Revoyant dans ses méandres cérébraux des images qu’elle n’aurait jamais pensé avoir pu y emmagasiner et les interrogeant, elle ne trouvait que des réponses « par défaut ».
Probablement qu’il lui aurait suffi de s’asseoir sur les murets du jardin et de regarder les rats courir beaucoup plus tôt pour ne rien ignorer mais elle n’avait jamais été une athlète de la méfiance.

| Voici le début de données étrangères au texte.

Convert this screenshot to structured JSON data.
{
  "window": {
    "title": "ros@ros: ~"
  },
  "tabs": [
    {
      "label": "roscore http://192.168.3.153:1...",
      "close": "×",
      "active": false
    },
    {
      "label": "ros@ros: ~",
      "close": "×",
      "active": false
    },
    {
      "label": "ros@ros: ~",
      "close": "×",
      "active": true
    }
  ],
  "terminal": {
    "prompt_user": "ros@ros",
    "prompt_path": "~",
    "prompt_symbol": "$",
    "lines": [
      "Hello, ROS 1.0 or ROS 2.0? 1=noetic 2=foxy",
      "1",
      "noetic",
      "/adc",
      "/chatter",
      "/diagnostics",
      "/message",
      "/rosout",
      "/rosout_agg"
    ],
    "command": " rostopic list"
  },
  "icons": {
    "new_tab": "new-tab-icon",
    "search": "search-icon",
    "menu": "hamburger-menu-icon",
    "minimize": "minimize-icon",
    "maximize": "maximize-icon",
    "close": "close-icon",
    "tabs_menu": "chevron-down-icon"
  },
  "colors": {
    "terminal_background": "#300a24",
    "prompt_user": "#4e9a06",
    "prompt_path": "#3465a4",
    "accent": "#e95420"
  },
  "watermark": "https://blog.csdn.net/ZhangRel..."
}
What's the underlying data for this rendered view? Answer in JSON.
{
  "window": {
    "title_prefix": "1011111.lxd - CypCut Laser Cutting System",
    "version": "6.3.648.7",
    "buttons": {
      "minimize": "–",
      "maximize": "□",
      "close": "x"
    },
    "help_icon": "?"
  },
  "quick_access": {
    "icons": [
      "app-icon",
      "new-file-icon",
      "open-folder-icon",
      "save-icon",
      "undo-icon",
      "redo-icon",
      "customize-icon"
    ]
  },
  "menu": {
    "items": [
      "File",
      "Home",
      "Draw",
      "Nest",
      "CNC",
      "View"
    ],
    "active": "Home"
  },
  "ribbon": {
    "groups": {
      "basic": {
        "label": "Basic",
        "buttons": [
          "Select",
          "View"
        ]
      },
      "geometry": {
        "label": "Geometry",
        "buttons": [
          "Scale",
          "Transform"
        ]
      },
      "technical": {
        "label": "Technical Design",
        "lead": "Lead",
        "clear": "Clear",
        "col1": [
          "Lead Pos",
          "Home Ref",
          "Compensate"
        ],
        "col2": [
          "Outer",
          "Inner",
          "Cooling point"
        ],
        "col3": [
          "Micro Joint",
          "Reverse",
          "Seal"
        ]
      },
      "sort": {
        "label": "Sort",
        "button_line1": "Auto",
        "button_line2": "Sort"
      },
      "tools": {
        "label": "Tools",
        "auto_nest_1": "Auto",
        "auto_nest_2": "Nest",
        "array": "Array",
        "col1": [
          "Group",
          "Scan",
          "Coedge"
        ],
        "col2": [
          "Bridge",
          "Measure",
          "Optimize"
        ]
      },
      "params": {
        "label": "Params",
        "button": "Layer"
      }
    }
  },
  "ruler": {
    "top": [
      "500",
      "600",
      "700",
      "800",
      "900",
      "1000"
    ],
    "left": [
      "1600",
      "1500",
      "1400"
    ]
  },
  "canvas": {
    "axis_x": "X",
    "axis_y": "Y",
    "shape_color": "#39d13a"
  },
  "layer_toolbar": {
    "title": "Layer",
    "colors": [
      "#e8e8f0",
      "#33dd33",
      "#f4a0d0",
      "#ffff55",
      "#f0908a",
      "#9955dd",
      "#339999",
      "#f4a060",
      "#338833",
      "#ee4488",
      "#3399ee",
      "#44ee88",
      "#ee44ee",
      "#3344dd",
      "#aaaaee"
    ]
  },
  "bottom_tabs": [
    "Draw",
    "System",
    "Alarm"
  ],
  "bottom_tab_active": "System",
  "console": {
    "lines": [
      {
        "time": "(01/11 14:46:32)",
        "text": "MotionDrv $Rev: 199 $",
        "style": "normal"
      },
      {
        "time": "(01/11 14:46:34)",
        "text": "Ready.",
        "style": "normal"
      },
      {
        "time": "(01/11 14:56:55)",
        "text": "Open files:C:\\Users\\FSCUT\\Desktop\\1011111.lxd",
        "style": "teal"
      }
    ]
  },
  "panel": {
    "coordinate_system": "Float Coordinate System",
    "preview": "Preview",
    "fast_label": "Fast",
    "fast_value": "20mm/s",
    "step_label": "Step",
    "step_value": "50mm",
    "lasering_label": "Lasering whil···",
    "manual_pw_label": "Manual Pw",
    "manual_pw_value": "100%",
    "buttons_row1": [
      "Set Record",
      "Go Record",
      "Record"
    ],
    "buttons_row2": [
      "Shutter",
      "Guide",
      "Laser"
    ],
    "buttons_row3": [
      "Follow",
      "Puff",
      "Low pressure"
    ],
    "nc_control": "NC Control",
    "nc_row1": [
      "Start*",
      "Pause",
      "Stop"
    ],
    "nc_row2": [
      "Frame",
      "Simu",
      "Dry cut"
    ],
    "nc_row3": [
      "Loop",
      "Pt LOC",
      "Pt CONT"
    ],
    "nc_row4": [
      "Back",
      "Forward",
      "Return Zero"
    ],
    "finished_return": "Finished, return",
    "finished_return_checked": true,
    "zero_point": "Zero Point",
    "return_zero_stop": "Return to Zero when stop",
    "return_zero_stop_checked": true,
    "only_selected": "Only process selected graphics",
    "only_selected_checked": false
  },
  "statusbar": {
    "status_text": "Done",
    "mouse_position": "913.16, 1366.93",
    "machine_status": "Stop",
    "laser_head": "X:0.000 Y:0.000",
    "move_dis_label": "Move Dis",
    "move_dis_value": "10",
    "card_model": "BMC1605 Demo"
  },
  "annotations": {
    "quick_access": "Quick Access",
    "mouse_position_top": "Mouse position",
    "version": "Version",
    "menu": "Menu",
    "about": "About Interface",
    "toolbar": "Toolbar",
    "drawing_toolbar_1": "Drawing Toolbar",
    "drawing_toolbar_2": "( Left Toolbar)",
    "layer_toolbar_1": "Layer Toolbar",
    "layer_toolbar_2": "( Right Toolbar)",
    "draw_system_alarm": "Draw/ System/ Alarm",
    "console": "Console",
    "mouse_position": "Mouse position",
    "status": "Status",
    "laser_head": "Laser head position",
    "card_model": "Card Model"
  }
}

Et là maintenant, dans la pièce, rien, pas même une lame pour se passer entre les cuisses « par défaut » ou in memoriam.
Son corps portait des cicatrices qui racontaient des histoires.
D’appendice. Ou de fin.
Elle allumait une cigarette après l’autre et laissait retomber les cendres dans le vide.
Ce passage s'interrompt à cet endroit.